西東京市立田無第四小学校の向かいに向台墓地がある。路地を挟んで比較的新しい閻魔堂(十王堂)があり、境内には古い石仏が祀られている。閻魔堂(十王堂)は延享2年(1745)10月に開かれた小堂で、江戸時代は寺子屋が開かれたりして集落の中心的な存在だった。閻魔堂の中には閻魔様が祀られている。
閻魔堂の向かって左奥にあったのは笠付角柱型の庚申塔。庚申塔の前には自然石の一面を磨いた石碑があり、「庚申霊」の文字があるが意味は分からない。庚申塔は享保6年(1721)10月の造立で、日月、青面金剛像、邪鬼、三猿の図柄。「奉造立青面金剛尊 田無村」とある。また「武州多摩郡講中23人」という文字もある。

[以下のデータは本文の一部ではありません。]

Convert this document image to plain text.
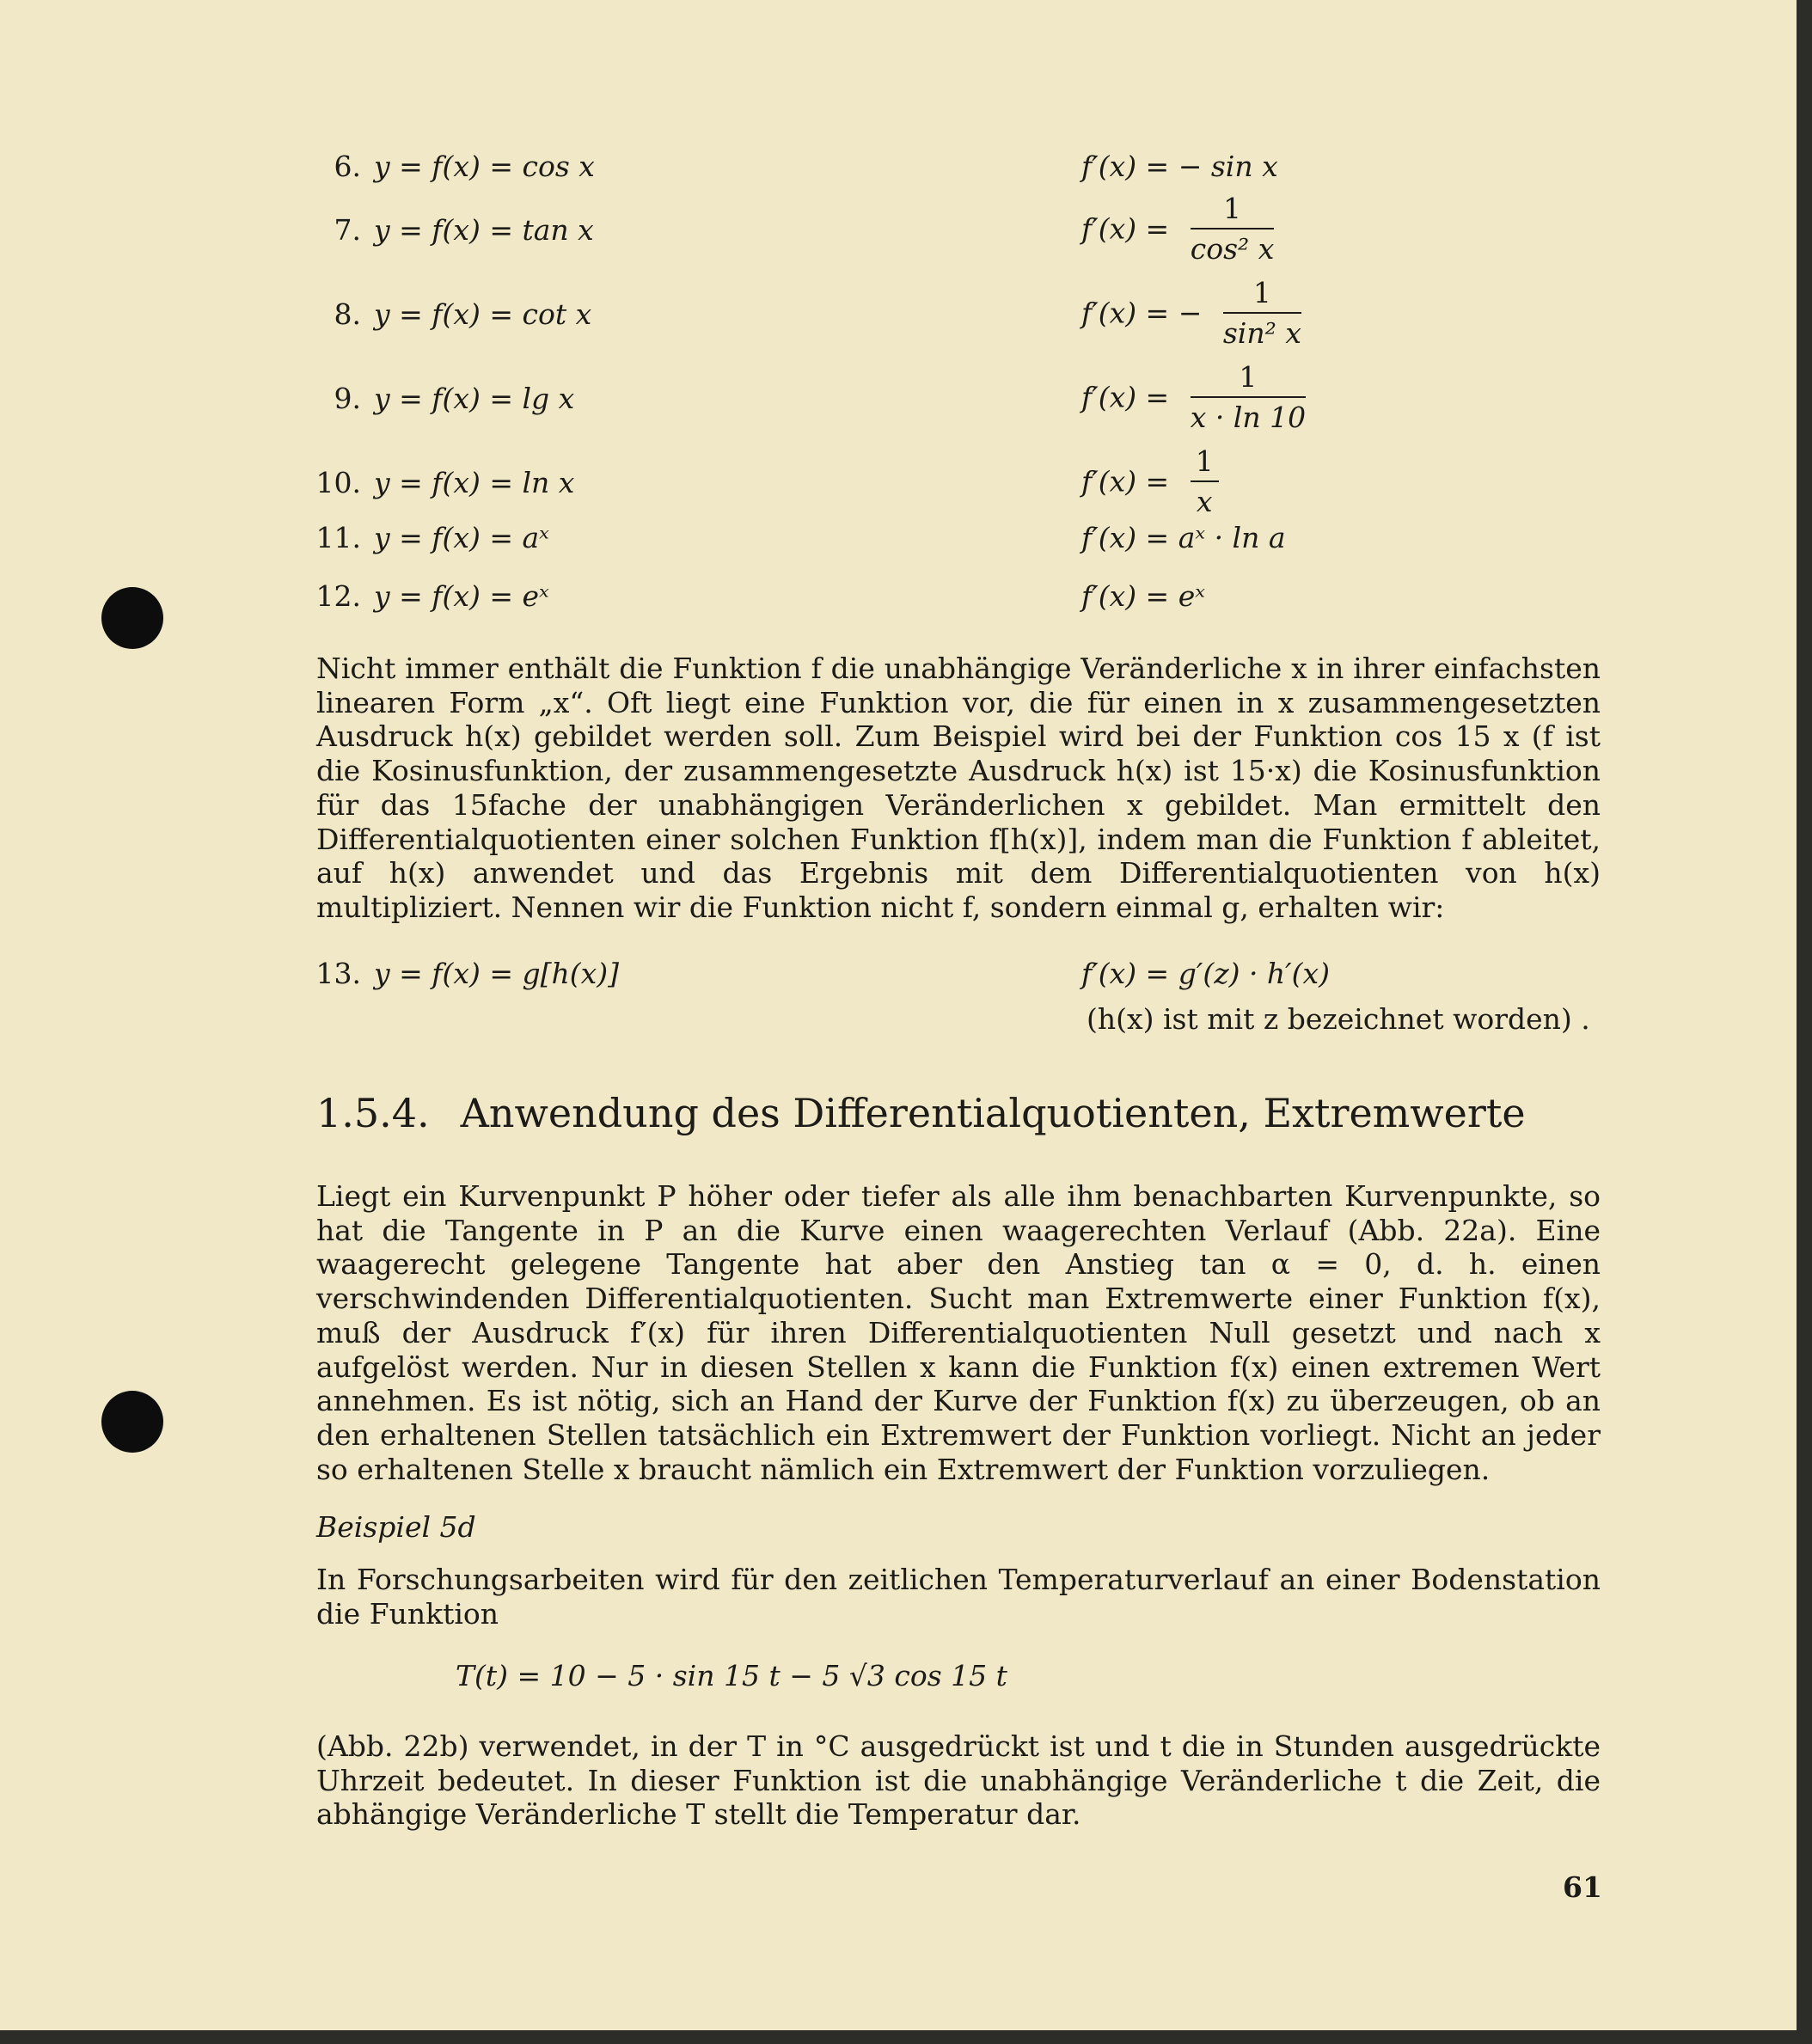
6. y = f(x) = cos x	f′(x) = − sin x
7. y = f(x) = tan x	$f'(x) = \frac{1}{\text{cos² x}}$
8. y = f(x) = cot x	f′(x) = − $\frac{1}{\text{sin² x}}$
9. y = f(x) = lg x	$f'(x) = \frac{1}{x \cdot \ln 10}$
10. y = f(x) = ln x	$f'(x) = \frac{1}{x}$
11. y = f(x) = aˣ	f′(x) = aˣ · ln a
12. y = f(x) = eˣ	f′(x) = eˣ

Nicht immer enthält die Funktion f die unabhängige Veränderliche x in ihrer einfachsten linearen Form „x“. Oft liegt eine Funktion vor, die für einen in x zusammengesetzten Ausdruck h(x) gebildet werden soll. Zum Beispiel wird bei der Funktion cos 15 x (f ist die Kosinusfunktion, der zusammengesetzte Ausdruck h(x) ist 15·x) die Kosinusfunktion für das 15fache der unabhängigen Veränderlichen x gebildet. Man ermittelt den Differentialquotienten einer solchen Funktion f[h(x)], indem man die Funktion f ableitet, auf h(x) anwendet und das Ergebnis mit dem Differentialquotienten von h(x) multipliziert. Nennen wir die Funktion nicht f, sondern einmal g, erhalten wir:

13. y = f(x) = g[h(x)]	f′(x) = g′(z) · h′(x)
(h(x) ist mit z bezeichnet worden) .
1.5.4. Anwendung des Differentialquotienten, Extremwerte

Liegt ein Kurvenpunkt P höher oder tiefer als alle ihm benachbarten Kurvenpunkte, so hat die Tangente in P an die Kurve einen waagerechten Verlauf (Abb. 22a). Eine waagerecht gelegene Tangente hat aber den Anstieg tan α = 0, d. h. einen verschwindenden Differentialquotienten. Sucht man Extremwerte einer Funktion f(x), muß der Ausdruck f′(x) für ihren Differentialquotienten Null gesetzt und nach x aufgelöst werden. Nur in diesen Stellen x kann die Funktion f(x) einen extremen Wert annehmen. Es ist nötig, sich an Hand der Kurve der Funktion f(x) zu überzeugen, ob an den erhaltenen Stellen tatsächlich ein Extremwert der Funktion vorliegt. Nicht an jeder so erhaltenen Stelle x braucht nämlich ein Extremwert der Funktion vorzuliegen.

Beispiel 5d

In Forschungsarbeiten wird für den zeitlichen Temperaturverlauf an einer Bodenstation die Funktion

T(t) = 10 − 5 · sin 15 t − 5 √3 cos 15 t

(Abb. 22b) verwendet, in der T in °C ausgedrückt ist und t die in Stunden ausgedrückte Uhrzeit bedeutet. In dieser Funktion ist die unabhängige Veränderliche t die Zeit, die abhängige Veränderliche T stellt die Temperatur dar.

61
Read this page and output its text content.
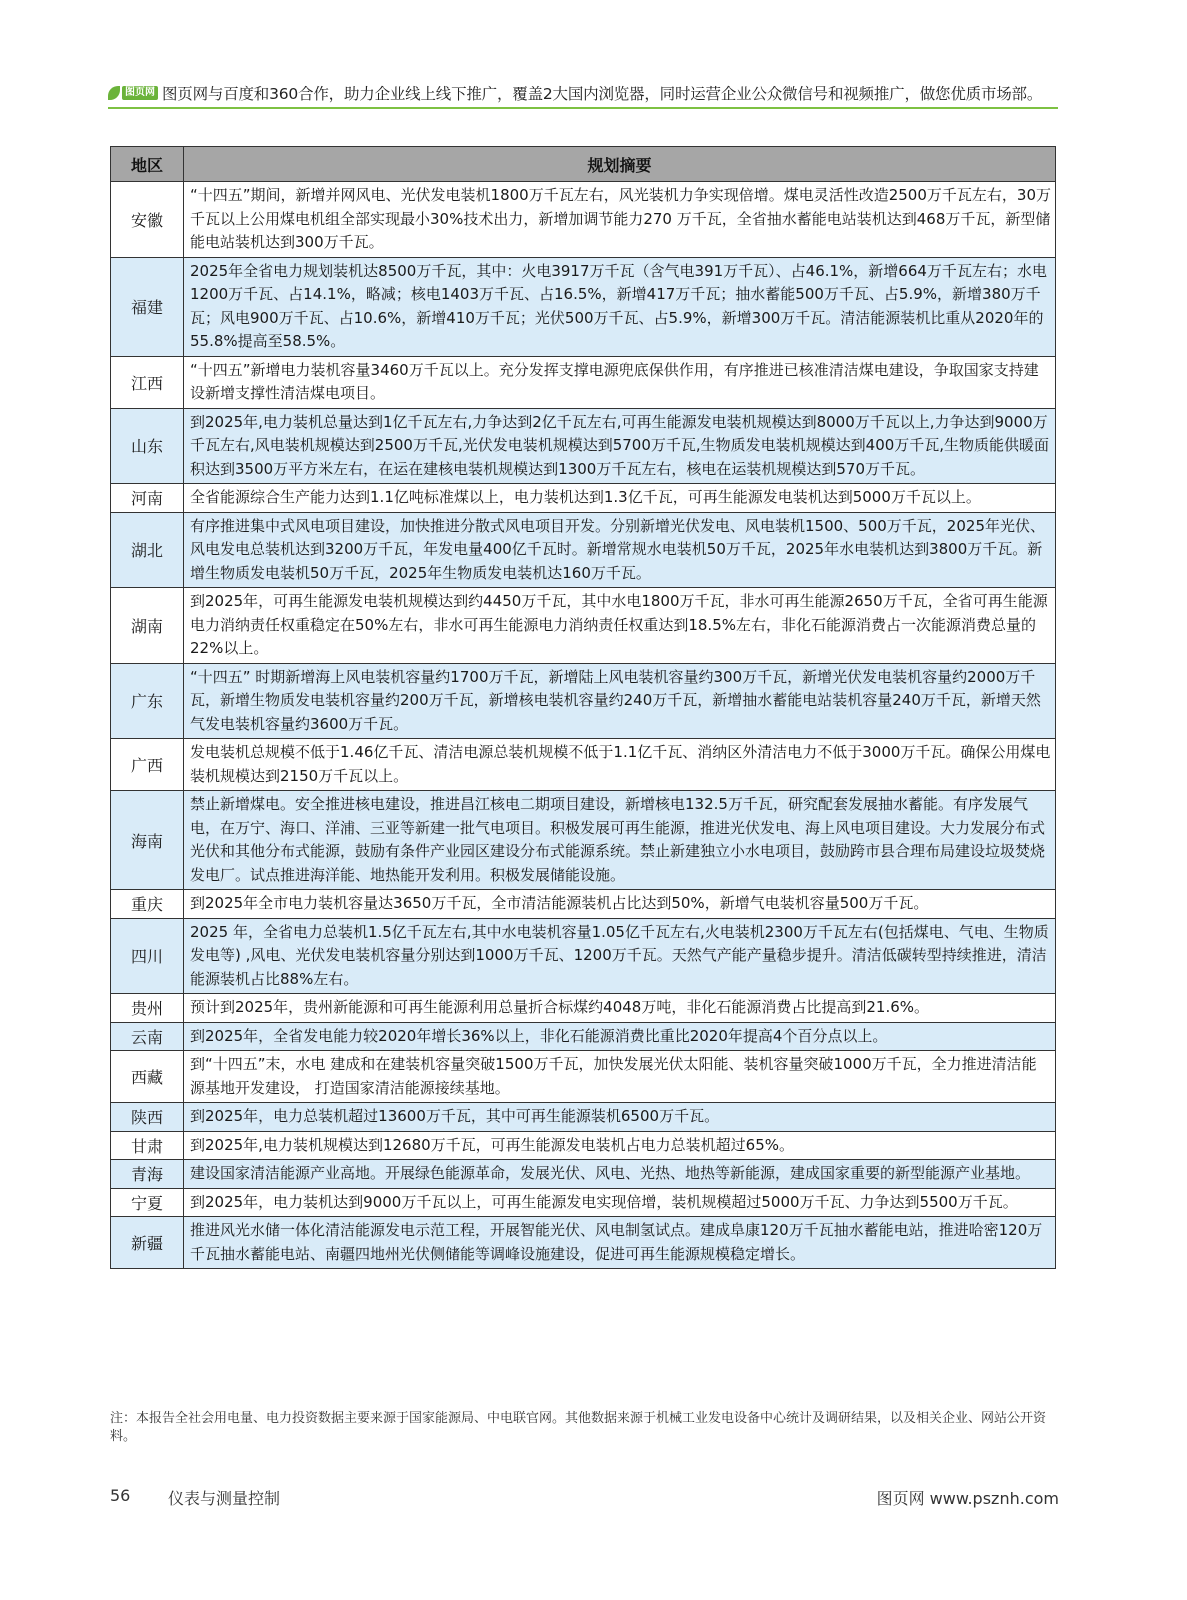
图页网 图页网与百度和360合作，助力企业线上线下推广，覆盖2大国内浏览器，同时运营企业公众微信号和视频推广，做您优质市场部。
地区	规划摘要
安徽	“十四五”期间，新增并网风电、光伏发电装机1800万千瓦左右，风光装机力争实现倍增。煤电灵活性改造2500万千瓦左右，30万千瓦以上公用煤电机组全部实现最小30%技术出力，新增加调节能力270 万千瓦，全省抽水蓄能电站装机达到468万千瓦，新型储能电站装机达到300万千瓦。
福建	2025年全省电力规划装机达8500万千瓦，其中：火电3917万千瓦（含气电391万千瓦）、占46.1%，新增664万千瓦左右；水电1200万千瓦、占14.1%，略减；核电1403万千瓦、占16.5%，新增417万千瓦；抽水蓄能500万千瓦、占5.9%，新增380万千瓦；风电900万千瓦、占10.6%，新增410万千瓦；光伏500万千瓦、占5.9%，新增300万千瓦。清洁能源装机比重从2020年的55.8%提高至58.5%。
江西	“十四五”新增电力装机容量3460万千瓦以上。充分发挥支撑电源兜底保供作用，有序推进已核准清洁煤电建设，争取国家支持建设新增支撑性清洁煤电项目。
山东	到2025年,电力装机总量达到1亿千瓦左右,力争达到2亿千瓦左右,可再生能源发电装机规模达到8000万千瓦以上,力争达到9000万千瓦左右,风电装机规模达到2500万千瓦,光伏发电装机规模达到5700万千瓦,生物质发电装机规模达到400万千瓦,生物质能供暖面积达到3500万平方米左右，在运在建核电装机规模达到1300万千瓦左右，核电在运装机规模达到570万千瓦。
河南	全省能源综合生产能力达到1.1亿吨标准煤以上，电力装机达到1.3亿千瓦，可再生能源发电装机达到5000万千瓦以上。
湖北	有序推进集中式风电项目建设，加快推进分散式风电项目开发。分别新增光伏发电、风电装机1500、500万千瓦，2025年光伏、风电发电总装机达到3200万千瓦，年发电量400亿千瓦时。新增常规水电装机50万千瓦，2025年水电装机达到3800万千瓦。新增生物质发电装机50万千瓦，2025年生物质发电装机达160万千瓦。
湖南	到2025年，可再生能源发电装机规模达到约4450万千瓦，其中水电1800万千瓦，非水可再生能源2650万千瓦，全省可再生能源电力消纳责任权重稳定在50%左右，非水可再生能源电力消纳责任权重达到18.5%左右，非化石能源消费占一次能源消费总量的22%以上。
广东	“十四五” 时期新增海上风电装机容量约1700万千瓦，新增陆上风电装机容量约300万千瓦，新增光伏发电装机容量约2000万千瓦，新增生物质发电装机容量约200万千瓦，新增核电装机容量约240万千瓦，新增抽水蓄能电站装机容量240万千瓦，新增天然气发电装机容量约3600万千瓦。
广西	发电装机总规模不低于1.46亿千瓦、清洁电源总装机规模不低于1.1亿千瓦、消纳区外清洁电力不低于3000万千瓦。确保公用煤电装机规模达到2150万千瓦以上。
海南	禁止新增煤电。安全推进核电建设，推进昌江核电二期项目建设，新增核电132.5万千瓦，研究配套发展抽水蓄能。有序发展气电，在万宁、海口、洋浦、三亚等新建一批气电项目。积极发展可再生能源，推进光伏发电、海上风电项目建设。大力发展分布式光伏和其他分布式能源，鼓励有条件产业园区建设分布式能源系统。禁止新建独立小水电项目，鼓励跨市县合理布局建设垃圾焚烧发电厂。试点推进海洋能、地热能开发利用。积极发展储能设施。
重庆	到2025年全市电力装机容量达3650万千瓦，全市清洁能源装机占比达到50%，新增气电装机容量500万千瓦。
四川	2025 年，全省电力总装机1.5亿千瓦左右,其中水电装机容量1.05亿千瓦左右,火电装机2300万千瓦左右(包括煤电、气电、生物质发电等) ,风电、光伏发电装机容量分别达到1000万千瓦、1200万千瓦。天然气产能产量稳步提升。清洁低碳转型持续推进，清洁能源装机占比88%左右。
贵州	预计到2025年，贵州新能源和可再生能源利用总量折合标煤约4048万吨，非化石能源消费占比提高到21.6%。
云南	到2025年，全省发电能力较2020年增长36%以上，非化石能源消费比重比2020年提高4个百分点以上。
西藏	到“十四五”末，水电 建成和在建装机容量突破1500万千瓦，加快发展光伏太阳能、装机容量突破1000万千瓦，全力推进清洁能源基地开发建设， 打造国家清洁能源接续基地。
陕西	到2025年，电力总装机超过13600万千瓦，其中可再生能源装机6500万千瓦。
甘肃	到2025年,电力装机规模达到12680万千瓦，可再生能源发电装机占电力总装机超过65%。
青海	建设国家清洁能源产业高地。开展绿色能源革命，发展光伏、风电、光热、地热等新能源，建成国家重要的新型能源产业基地。
宁夏	到2025年，电力装机达到9000万千瓦以上，可再生能源发电实现倍增，装机规模超过5000万千瓦、力争达到5500万千瓦。
新疆	推进风光水储一体化清洁能源发电示范工程，开展智能光伏、风电制氢试点。建成阜康120万千瓦抽水蓄能电站，推进哈密120万千瓦抽水蓄能电站、南疆四地州光伏侧储能等调峰设施建设，促进可再生能源规模稳定增长。
注：本报告全社会用电量、电力投资数据主要来源于国家能源局、中电联官网。其他数据来源于机械工业发电设备中心统计及调研结果，以及相关企业、网站公开资料。
56 仪表与测量控制	图页网 www.psznh.com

道路寄りには2基の石仏があり、右の石仏は舟型光背型の聖観音像。「日本回国六十六部供養塔」とあり、造立年はゼニゴケで読み取りにくいがおそらく庚申塔と同じ、享保6年(1721)3月と思われる。左の丸彫の地蔵菩薩像については文字がほとんど読めず不詳。閻魔堂(十王堂)が開かれるより前の石仏が境内にあるということは、閻魔堂以前にはどこにあったのか気になるが、知る由もない。